Um soldado faz sinal de positivo enquanto opera uma máquina de colheita em um campo de arroz em uma região remota da Indonésia, afetada por um megaprojeto de segurança alimentar do governo que ameaça causar desmatamento em massa.
Para evitar depender das importações de arroz para alimentar seus 280 milhões de habitantes, a Indonésia quer plantar grandes cultivos de arroz e cana-de-açúcar para produzir biocombustível na região conflituosa de Papua, no leste do arquipélago.
No entanto, defensores do meio ambiente alertam que este pode se tornar o maior projeto de desmatamento do mundo e alimentar violações de direitos humanos em uma região assolada por abusos militares contra os insurgentes separatistas.
A verdadeira magnitude do projeto é difícil de avaliar porque até as estimativas do governo diferem. Porém, no mínimo, pretende plantar vários milhões de hectares de arroz e cana-de-açúcar.
Até agora, 11.000 hectares foram desmatados, uma área maior do que Paris, de acordo com Franky Samperante, da ONG de direitos ambientais e indígenas Yayasan Pusaka Bentala Rakyat.
A análise de imagens aéreas das empresas Mighty Earth e The TreeMap mostra que as áreas desmatadas incluem pântanos, manguezais, savanas e matagais.
"O desmatamento normalmente é resultado da falha do governo em fazer seu trabalho", enfatiza o diretor executivo da Mighty Earth, Glenn Hurowitz.
"Mas, neste caso, é o Estado dizendo: 'Queremos desmatar algumas de nossas últimas florestas'", afirma.
- Programa prioritário -
O governo indonésio argumenta que as terras afetadas estão deterioradas, já cultivadas ou precisam de "otimização". Afirma também que algumas áreas são apenas lamaçais.
Mas os ambientalistas argumentam que o governo não entende o entorno. "No sul de Papua, a paisagem e o ecossistema são florestas baixas", diz Samperante.
Os mapas produzidos pela Mighty Earth mostram que o projeto ameaça turfeiras e florestas que deveriam ser protegidas por uma moratória governamental.
A Indonésia tem uma das maiores taxas de desmatamento do planeta. Algumas das maiores áreas virgens estão em Papua.
Para Hurowitz, este projeto "ameaça desfazer" todo o progresso alcançado na conciliação do desenvolvimento agrícola com a proteção florestal.
Porém, o governo do presidente Prabowo Subianto diz que os críticos do projeto ignoram as realidades econômicas e agrícolas do quarto país mais populoso do mundo.

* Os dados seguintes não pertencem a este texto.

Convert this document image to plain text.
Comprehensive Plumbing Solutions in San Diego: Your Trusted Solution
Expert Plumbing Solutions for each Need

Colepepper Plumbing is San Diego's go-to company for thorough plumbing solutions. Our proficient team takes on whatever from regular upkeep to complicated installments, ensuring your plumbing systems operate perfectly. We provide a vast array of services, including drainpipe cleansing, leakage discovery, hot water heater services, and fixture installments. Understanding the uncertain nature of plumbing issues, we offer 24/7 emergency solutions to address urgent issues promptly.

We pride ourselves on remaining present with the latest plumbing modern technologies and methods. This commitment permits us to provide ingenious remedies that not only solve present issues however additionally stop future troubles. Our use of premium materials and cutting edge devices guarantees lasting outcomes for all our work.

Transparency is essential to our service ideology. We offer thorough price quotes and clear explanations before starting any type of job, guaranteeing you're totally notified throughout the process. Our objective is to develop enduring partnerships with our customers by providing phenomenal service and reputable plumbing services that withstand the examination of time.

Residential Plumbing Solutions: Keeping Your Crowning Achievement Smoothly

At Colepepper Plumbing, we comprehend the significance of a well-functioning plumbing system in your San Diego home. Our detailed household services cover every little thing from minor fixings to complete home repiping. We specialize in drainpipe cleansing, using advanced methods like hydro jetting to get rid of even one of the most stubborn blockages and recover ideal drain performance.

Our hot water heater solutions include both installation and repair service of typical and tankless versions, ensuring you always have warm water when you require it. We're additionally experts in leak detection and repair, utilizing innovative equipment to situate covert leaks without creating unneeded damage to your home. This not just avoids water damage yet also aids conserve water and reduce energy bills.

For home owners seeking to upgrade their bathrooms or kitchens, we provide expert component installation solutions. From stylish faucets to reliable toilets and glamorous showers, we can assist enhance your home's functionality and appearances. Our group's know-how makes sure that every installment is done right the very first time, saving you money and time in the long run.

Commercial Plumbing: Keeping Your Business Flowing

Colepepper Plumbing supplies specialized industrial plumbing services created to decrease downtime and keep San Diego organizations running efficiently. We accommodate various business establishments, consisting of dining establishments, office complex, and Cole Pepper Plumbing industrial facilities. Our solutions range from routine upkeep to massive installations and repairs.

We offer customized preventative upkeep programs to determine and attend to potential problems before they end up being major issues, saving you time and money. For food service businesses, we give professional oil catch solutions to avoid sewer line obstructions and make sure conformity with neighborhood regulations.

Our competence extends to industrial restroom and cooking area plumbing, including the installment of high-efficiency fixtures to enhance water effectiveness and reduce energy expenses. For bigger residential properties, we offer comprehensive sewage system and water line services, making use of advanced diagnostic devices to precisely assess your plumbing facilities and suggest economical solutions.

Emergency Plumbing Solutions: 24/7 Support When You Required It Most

Em um discurso em janeiro, o presidente enfatizou a importância de alcançar a independência alimentar e energética e afirmou que poderia parar de importar arroz neste mesmo ano.
- Implicação militar -
Em Papua, o processo de plantio já está a todo vapor. No distrito de Kaliki, agricultores, com a ajuda dos militares, cuidavam de arrozais em terras recém-desmatadas.
Ahmad Rizal Ramdhani, oficial militar responsável pela equipe de resiliência alimentar do Ministério da Agricultura, disse que a área previamente desmatada era "terra negligenciada e improdutiva".

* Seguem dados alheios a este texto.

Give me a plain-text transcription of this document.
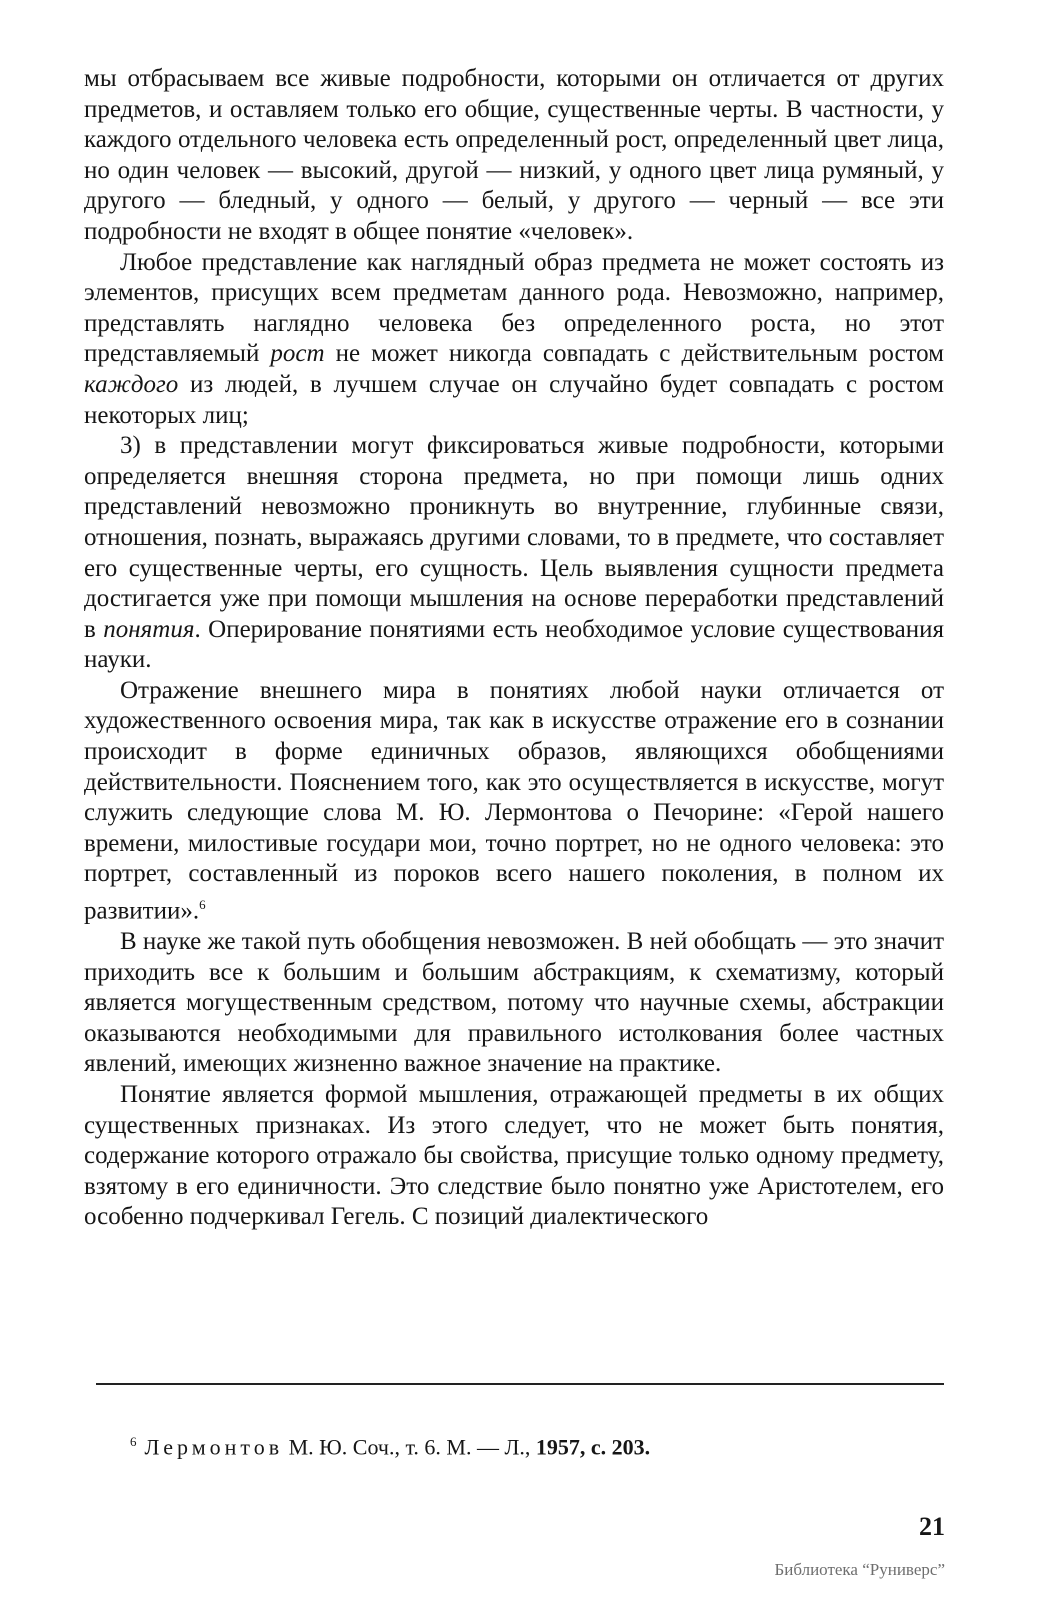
мы отбрасываем все живые подробности, которыми он отличается от других предметов, и оставляем только его общие, существенные черты. В частности, у каждого отдельного человека есть определенный рост, определенный цвет лица, но один человек — высокий, другой — низкий, у одного цвет лица румяный, у другого — бледный, у одного — белый, у другого — черный — все эти подробности не входят в общее понятие «человек».

Любое представление как наглядный образ предмета не может состоять из элементов, присущих всем предметам данного рода. Невозможно, например, представлять наглядно человека без определенного роста, но этот представляемый рост не может никогда совпадать с действительным ростом каждого из людей, в лучшем случае он случайно будет совпадать с ростом некоторых лиц;

3) в представлении могут фиксироваться живые подробности, которыми определяется внешняя сторона предмета, но при помощи лишь одних представлений невозможно проникнуть во внутренние, глубинные связи, отношения, познать, выражаясь другими словами, то в предмете, что составляет его существенные черты, его сущность. Цель выявления сущности предмета достигается уже при помощи мышления на основе переработки представлений в понятия. Оперирование понятиями есть необходимое условие существования науки.

Отражение внешнего мира в понятиях любой науки отличается от художественного освоения мира, так как в искусстве отражение его в сознании происходит в форме единичных образов, являющихся обобщениями действительности. Пояснением того, как это осуществляется в искусстве, могут служить следующие слова М. Ю. Лермонтова о Печорине: «Герой нашего времени, милостивые государи мои, точно портрет, но не одного человека: это портрет, составленный из пороков всего нашего поколения, в полном их развитии».$^6$

В науке же такой путь обобщения невозможен. В ней обобщать — это значит приходить все к большим и большим абстракциям, к схематизму, который является могущественным средством, потому что научные схемы, абстракции оказываются необходимыми для правильного истолкования более частных явлений, имеющих жизненно важное значение на практике.

Понятие является формой мышления, отражающей предметы в их общих существенных признаках. Из этого следует, что не может быть понятия, содержание которого отражало бы свойства, присущие только одному предмету, взятому в его единичности. Это следствие было понятно уже Аристотелем, его особенно подчеркивал Гегель. С позиций диалектического

$^6$ Лермонтов М. Ю. Соч., т. 6. М. — Л., 1957, с. 203.
21
Библиотека “Руниверс”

O exército está fortemente envolvido no projeto. Um agricultor local, Yohanis Yandi Gebze, explica que os soldados lhe deram "ferramentas, equipamentos e máquinas agrícolas" para o cultivo de arroz.
"Eu os vejo cooperando muito bem com as pessoas", diz ele.
Algumas vozes consideram que esta é uma visão parcial. Desde que assumiu o controle de Papua, em 1969, a Indonésia acumulou décadas de acusações de abusos contra os separatistas na região.
"Nem todos os membros da comunidade concordam com o projeto, mas não podem rejeitá-lo diretamente", explica Dewanto Talubun, diretor da ONG local Perkumpulan Harmoni Alam Papuana.
O Ministério da Defesa disse à AFP que o exército tem os recursos e "a disciplina" para acelerar o programa e garantir "a estabilidade e a segurança" na região.
Também há dúvidas sobre a viabilidade do projeto porque o solo da área "é muito ácido e o clima muito extremo", diz David Gaveau, fundador do The Treemap.
Nesse sentido, Hurowitz entende o plano de segurança alimentar do governo, mas defende que ele seja feito "em lugares que possam absorvê-lo" e "sem destruir o maravilhoso patrimônio natural da Indonésia".